CHARLOTTE, NC - When a national technical school with campuses all around the country abruptly closed last week, they actually took your money.
Sound crazy? It’s not. The Defenders at our sister station in Charlotte looked into the claims and learned the school closing meant a huge waste of taxpayer money-- and worse-- a waste of time and money for veterans trying to start new lives as they leave the service.
Like so many veterans, James O’Neail joined the military right out of high school.
“The town where I come from-- not a lot of job opportunities, it’s so small.”
Financially he says college wasn’t really an option then. He’d been in the Army a year, he was just 19 when 9/11 happened. He says it re-ignited his patriotism, his pride.
“It did. It made it more like I’m glad I'm where I’m at, I actually get to do something.”
O’Neail even spent some time in Iraq as a helicopter mechanic-- surviving close calls.
“A couple of IEDs rockets hit on post. After awhile it just becomes the norm.”
After 14 years serving his country he was ready to get out and was anxious to finally go to college.
“I was excited; it was a new step for our family and a new step for my life,” he said.
He, like thousands of veterans across the country, enrolled in ITT, a technical school offering night classes and the IT degree he wanted.
The father of two used money from the GI bill to pay tuition.

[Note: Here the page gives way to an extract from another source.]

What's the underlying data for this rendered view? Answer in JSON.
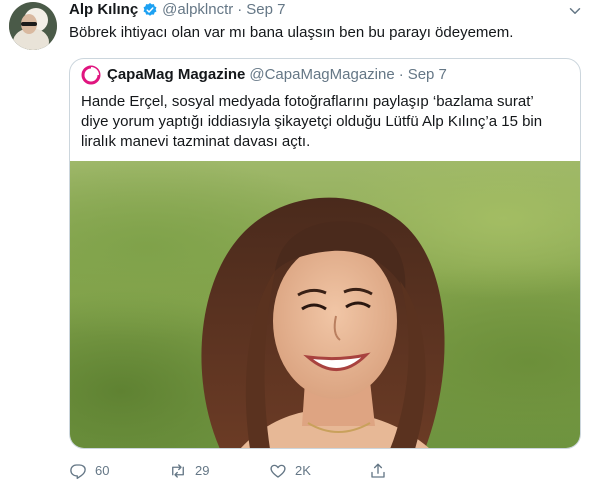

“The GI bill is huge, It’s huge it’s a big weight off our chests for financed, I’m very thankful.”
He spent almost $60,000 of the government’s money on tuition at ITT and earned 90 credit hours. And, so did thousands of veterans across the country and in Charlotte.
“More than half the class were veterans.”
ITT would often go to Army bases recruiting students-- he says preying on veterans because they knew the government would be paying the bills.
“I think so because it was guaranteed money. The school was guaranteed to get $7,000 for tuition,” he said.
But the school just abruptly closed after years of questions about the quality of the education they offered and the way they did business.
O’Neail is now left with 90 credits-- almost done with school-- credits that aren’t good at most other schools and may not be good at any.
“I don’t know, I’m trying to move to a different school to see if they’ll take them. Right now I’m in wish land, I guess, trying to figure out what I can do to finish out.”
He’s also trying to figure out how he’ll pay to finish school since he used up most of the money from the GI bill.
“It put me really in a bind and I’m having to work through things to make sure I can take care of my family."